Two Australian researchers have won the Nobel Prize for Medicine for their discovery that stomach and intestinal ulcers are caused by bacteria, not stress. The Swedish Nobel Prize committee cited the men's discovery as having proved that ulcers can be cured by antibiotics instead of surgery.

Barry Marshall and Robin Warren were about to have dinner together in the western Australian city of Perth when the news came from Stockholm that they had won the Nobel Prize.

The two men do not work together any more, but back in 1982 they made what the Nobel Committee called "the remarkable and unexpected discovery" that gastritis and peptic ulcer disease are the result of an infection caused by a then-unknown bacterium.

The duo faced an uphill struggle in their effort to prove their case.

Dr.
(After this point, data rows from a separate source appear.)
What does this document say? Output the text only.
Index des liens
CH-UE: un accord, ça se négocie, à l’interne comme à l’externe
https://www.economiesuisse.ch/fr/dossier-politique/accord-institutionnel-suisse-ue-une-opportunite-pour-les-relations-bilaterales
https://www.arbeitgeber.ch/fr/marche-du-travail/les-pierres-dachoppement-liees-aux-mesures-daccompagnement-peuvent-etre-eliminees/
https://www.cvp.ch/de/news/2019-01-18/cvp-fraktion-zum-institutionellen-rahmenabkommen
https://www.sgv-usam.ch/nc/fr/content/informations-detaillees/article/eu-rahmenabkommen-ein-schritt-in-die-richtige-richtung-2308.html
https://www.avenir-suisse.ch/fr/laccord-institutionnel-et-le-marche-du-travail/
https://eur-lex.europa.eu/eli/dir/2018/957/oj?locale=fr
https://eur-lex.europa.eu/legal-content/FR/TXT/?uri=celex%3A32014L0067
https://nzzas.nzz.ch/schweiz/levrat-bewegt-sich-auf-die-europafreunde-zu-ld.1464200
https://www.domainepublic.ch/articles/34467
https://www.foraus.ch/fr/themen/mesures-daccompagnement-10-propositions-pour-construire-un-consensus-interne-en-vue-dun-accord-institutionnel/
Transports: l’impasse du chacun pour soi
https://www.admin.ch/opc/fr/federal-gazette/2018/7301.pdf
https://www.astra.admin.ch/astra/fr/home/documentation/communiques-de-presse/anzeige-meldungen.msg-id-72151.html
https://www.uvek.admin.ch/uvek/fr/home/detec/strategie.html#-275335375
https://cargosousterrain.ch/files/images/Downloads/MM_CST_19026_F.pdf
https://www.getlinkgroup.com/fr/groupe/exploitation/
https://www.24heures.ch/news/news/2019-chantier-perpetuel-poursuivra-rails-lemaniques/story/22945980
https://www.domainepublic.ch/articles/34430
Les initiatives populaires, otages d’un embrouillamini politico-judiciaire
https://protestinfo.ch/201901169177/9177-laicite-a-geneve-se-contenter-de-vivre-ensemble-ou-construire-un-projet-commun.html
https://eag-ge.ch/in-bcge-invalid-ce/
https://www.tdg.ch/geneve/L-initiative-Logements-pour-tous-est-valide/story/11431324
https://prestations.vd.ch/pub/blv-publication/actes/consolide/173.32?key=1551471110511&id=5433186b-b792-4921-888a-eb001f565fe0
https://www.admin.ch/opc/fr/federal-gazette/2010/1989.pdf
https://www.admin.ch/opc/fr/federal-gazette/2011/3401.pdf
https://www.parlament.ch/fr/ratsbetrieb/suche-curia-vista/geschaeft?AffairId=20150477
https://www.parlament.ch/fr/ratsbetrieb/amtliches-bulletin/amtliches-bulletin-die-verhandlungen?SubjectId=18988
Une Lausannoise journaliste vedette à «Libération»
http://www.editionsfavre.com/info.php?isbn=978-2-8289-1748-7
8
Marshall says it took nearly a decade before their discovery was widely accepted in the medical community. "Well, in the beginning, nobody believed us, and, of course, everybody thought they knew the cause of ulcers was stress, so they said 'Well, we know the causes of ulcers, we do not need any new causes,'" he said.

In what the Nobel jury described as an extraordinary act that demonstrated outstanding dedication to his research, Dr. Marshall deliberately infected himself in 1985 with the bacterium that he and his colleague had discovered to prove that it caused acute gastric illness.

Drs. Marshall and Warren will share a check for $1.3 million.

The award for medicine is the first of the 2005 Nobel Prizes to be announced. Awards for physics, chemistry, economics and literature will be announced in Sweden over the next few days. The Nobel Peace Prize, which is awarded in Norway, is to be announced on Friday.